Мы сидим с ним за столиком, вечер, уютно, тепло, трудно представить, что это уже октябрь. Кофе давно уже выпит, и надо бы еще по чашке, но идти и просить в окошко — напрасный труд, потому что буфетчица занята: какие-то парни без конца проходят внутрь, через дверь, за прилавок, и выносят чашку за чашкой, по мере приготовления.

— Знаешь, — говорит Сергей, — у меня не получится точно, попробуй ты.

Я подхожу, ныряю в окошко, прошу, кричу — ноль внимания. Буфетчица переговаривается с парнями, двое выходят, выносят целый поднос, трое входят за следующим, остальные шумят за столиками. Сколькими различными интонациями можно сказать: «Пожалуйста, будьте добры»? Здесь Армения, здесь говорят по-армянски, а по-русски — это говорят в России, и там же понимают этот язык, а здесь — Армения, только армянский… И тогда я замолкаю, ловлю паузу и произношу так отчетливо, как только могу:

— Послушайте, не позорьтесь, ребята, где же ваше знаменитое гостеприимство, что я о вас расскажу в Москве?

Я не ожидал такого эффекта. Все их налаженное движение вдруг останавливается, как выключенное. Все стоят, смотрят на меня, и парни и женщина, мне улыбаются, передо мной извиняются, мне приносят — сколько вам? две? четыре чашки! — и денег не надо, но я, конечно, плачу и с торжеством возвращаюсь к Сергею.

Он смеется:

— Ну я же сказал! Я их знаю, гадов, только престижем и можно их взять.
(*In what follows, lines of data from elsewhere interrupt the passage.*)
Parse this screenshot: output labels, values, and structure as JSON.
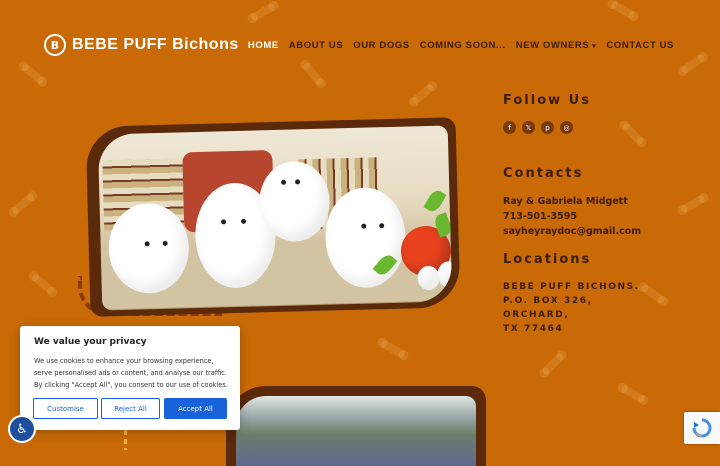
{
  "header": {
    "logo_mark": "B",
    "logo_text": "BEBE PUFF Bichons",
    "nav": [
      {
        "label": "HOME",
        "active": true
      },
      {
        "label": "ABOUT US"
      },
      {
        "label": "OUR DOGS"
      },
      {
        "label": "COMING SOON..."
      },
      {
        "label": "NEW OWNERS",
        "caret": "▾"
      },
      {
        "label": "CONTACT US"
      }
    ]
  },
  "follow": {
    "title": "Follow Us",
    "icons": [
      "facebook-icon",
      "x-icon",
      "pinterest-icon",
      "instagram-icon"
    ],
    "glyphs": [
      "f",
      "𝕏",
      "p",
      "◎"
    ]
  },
  "contacts": {
    "title": "Contacts",
    "name": "Ray & Gabriela Midgett",
    "phone": "713-501-3595",
    "email": "sayheyraydoc@gmail.com"
  },
  "locations": {
    "title": "Locations",
    "lines": [
      "BEBE PUFF BICHONS.",
      "P.O. BOX 326,",
      "ORCHARD,",
      "TX 77464"
    ]
  },
  "cookie": {
    "title": "We value your privacy",
    "body": "We use cookies to enhance your browsing experience, serve personalised ads or content, and analyse our traffic. By clicking \"Accept All\", you consent to our use of cookies.",
    "customise": "Customise",
    "reject": "Reject All",
    "accept": "Accept All"
  },
  "accessibility": {
    "glyph": "♿"
  },
  "colors": {
    "background": "#c96a07",
    "accent": "#1863dc",
    "text_dark": "#3b1d04"
  }
}
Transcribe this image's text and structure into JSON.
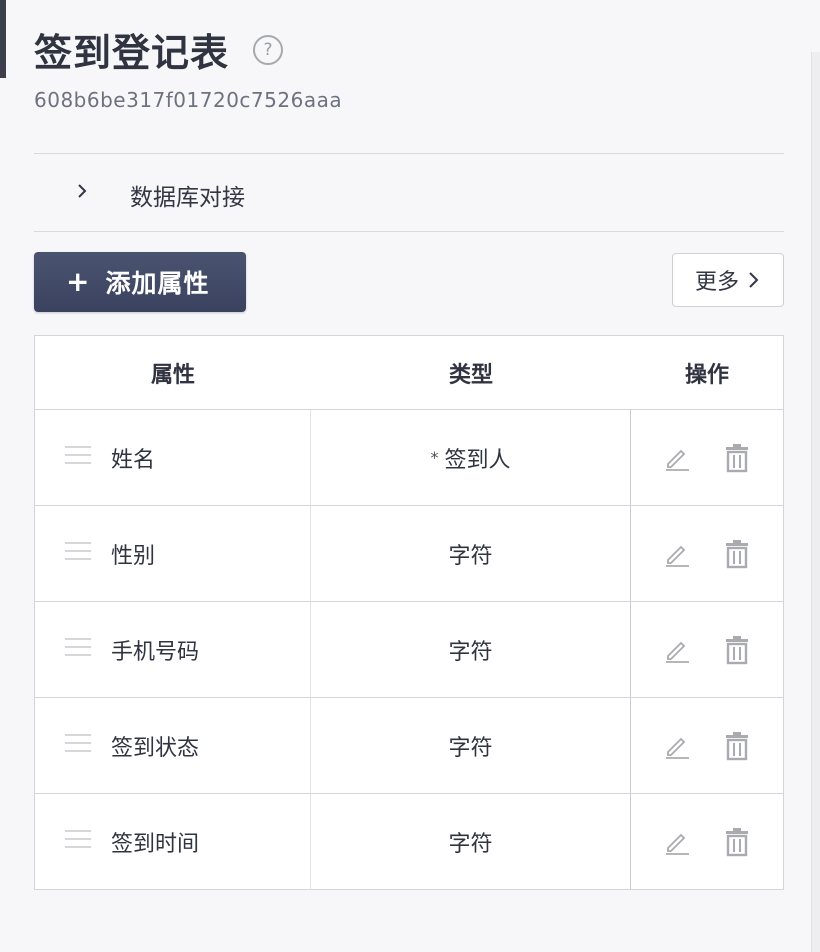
{
  "header": {
    "title": "签到登记表",
    "form_id": "608b6be317f01720c7526aaa",
    "help_glyph": "?"
  },
  "database": {
    "label": "数据库对接",
    "icon": "chevron-right-icon"
  },
  "toolbar": {
    "add_plus": "+",
    "add_label": "添加属性",
    "more_label": "更多",
    "more_chevron": "›"
  },
  "colors": {
    "primary_button": "#3e4664",
    "border": "#d4d5da",
    "icon_gray": "#a9abb1"
  },
  "table": {
    "headers": {
      "attribute": "属性",
      "type": "类型",
      "actions": "操作"
    },
    "rows": [
      {
        "name": "姓名",
        "type_prefix": "*",
        "type": "签到人"
      },
      {
        "name": "性别",
        "type_prefix": "",
        "type": "字符"
      },
      {
        "name": "手机号码",
        "type_prefix": "",
        "type": "字符"
      },
      {
        "name": "签到状态",
        "type_prefix": "",
        "type": "字符"
      },
      {
        "name": "签到时间",
        "type_prefix": "",
        "type": "字符"
      }
    ]
  }
}
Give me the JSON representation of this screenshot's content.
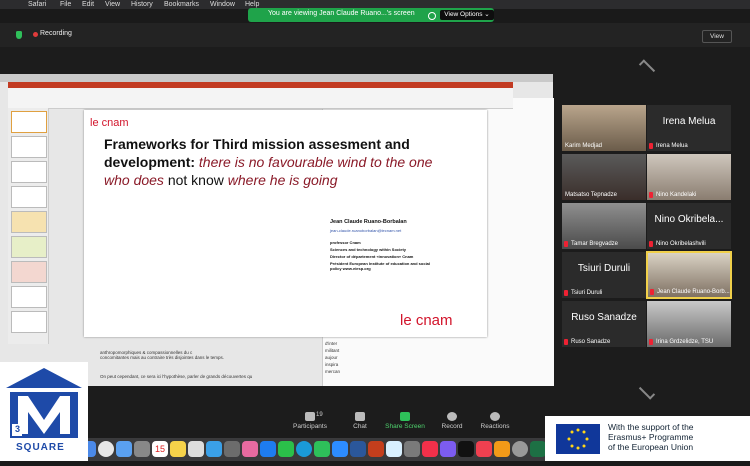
{
  "menubar": {
    "items": [
      "Safari",
      "File",
      "Edit",
      "View",
      "History",
      "Bookmarks",
      "Window",
      "Help"
    ]
  },
  "banner": {
    "text": "You are viewing Jean Claude Ruano...'s screen",
    "view_options": "View Options ⌄"
  },
  "meeting": {
    "recording": "Recording",
    "view": "View"
  },
  "slide": {
    "logo": "le cnam",
    "title_line1": "Frameworks for Third mission assesment and",
    "title_line2_bold": "development:",
    "title_line2_italic": " there is no favourable wind to the one",
    "title_line3_italic_a": "who does",
    "title_line3_plain_a": " not know ",
    "title_line3_italic_b": "where he is going",
    "author": "Jean Claude Ruano-Borbalan",
    "email": "jean-claude.ruanoborbalan@lecnam.net",
    "roles": [
      "professor Cnam",
      "Sciences and technology within Society",
      "Director of  département «innovation» Cnam",
      "Président European Institute of education and social policy www.eiesp.org"
    ],
    "logo_bottom": "le cnam"
  },
  "background_doc": {
    "line1": "anthropomorphiques & compassionnelles du c",
    "line2": "concomitantes mais au contraire très disjointes dans le temps.",
    "line3": "On peut cependant, ce sera ici l'hypothèse, parler de grands découvertes qu",
    "side": "d'inter militant aujour inspira mercan"
  },
  "participants": [
    {
      "name": "Karim Medjad",
      "video": true,
      "muted": false
    },
    {
      "name": "Irena Melua",
      "video": false,
      "muted": true
    },
    {
      "name": "Matsatso Tepnadze",
      "video": true,
      "muted": false
    },
    {
      "name": "Nino Kandelaki",
      "video": true,
      "muted": true
    },
    {
      "name": "Tamar Bregvadze",
      "video": true,
      "muted": true
    },
    {
      "name": "Nino Okribelashvili",
      "big": "Nino Okribela...",
      "video": false,
      "muted": true
    },
    {
      "name": "Tsiuri Duruli",
      "big": "Tsiuri Duruli",
      "video": false,
      "muted": true
    },
    {
      "name": "Jean Claude Ruano-Borb...",
      "video": true,
      "muted": false,
      "active": true
    },
    {
      "name": "Ruso Sanadze",
      "big": "Ruso Sanadze",
      "video": false,
      "muted": true
    },
    {
      "name": "Irina Grdzelidze, TSU",
      "video": true,
      "muted": true
    }
  ],
  "controls": {
    "participants": "Participants",
    "participants_count": "19",
    "chat": "Chat",
    "share": "Share Screen",
    "record": "Record",
    "reactions": "Reactions"
  },
  "dock": {
    "calendar_day": "15"
  },
  "eu": {
    "line1": "With the support of the",
    "line2": "Erasmus+ Programme",
    "line3": "of the European Union"
  },
  "m3": {
    "label": "SQUARE",
    "number": "3"
  },
  "colors": {
    "brand_red": "#d2142b",
    "zoom_green": "#1fa34a",
    "eu_blue": "#10379a"
  }
}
Что ж, говорю я, это прекрасно. Прекрасно, что можно их взять престижем. Значит, не такие уж они нахалы, если так мгновенно срабатывает в них это чувство, обрывая инерцию ближайшей потребности. Что мне нравится в Армении: здесь еще осталось место для неожиданности. А кто у нас, добывая себе кусок, повернет на сто восемьдесят по каким-то идеальным мотивам? Наша шапка-оземь — легенда, поэтический троп, вся былая бесшабашность оправлена в раму страха, пользы и опыта.

— Не идеализируй, — вздыхает Сергей. — Здесь тоже осталась одна внешность. Все мы под одним начальством ходим, и разница несущественна…

Но Сергея может не быть дома, и тогда я куплю бутылку вина в магазине самообслуживания — у двух симпатичных девушек, они посоветуют, какое взять, и пойду к Володе и Ане, в подвал, где мне рады всегда и только тем недовольны, что редко бываю. Там мы поужинаем, я поиграю с девочкой, почитаю ей книжку, а потом Аня ее станет укладывать, и мы выйдем с Володей погулять, пока она не уснет. Мы пройдем по шикарной соседней улице Барекамутян — улице Дружбы, где стоят роскошные особняки ахпаров, разочарованно умотавших обратно на Запад, дворцы, занятые советскими учреждениями и различными общественными организациями; посидим все в том же кафе, где сидели бы с Сергеем; вернемся, стукнем в окошко у самого тротуара, и Аня махнет нам рукой: давайте, давайте. А там народу уже прибавится, забегут на огонек соседские девушки, и сотрудник Володи, и родственница Ани, и все мы будем еще что-то пить и вполголоса в полутьме веселиться, поглядывая на завешенную покрывалом кроватку. Но девочка не проснется, она привыкла, такое ведь каждый вечер. А завтра им вставать в половине седьмого, девочку в ясли далеко везти и самим на работу. Но раньше полночи все равно уходить нельзя, большая будет обида.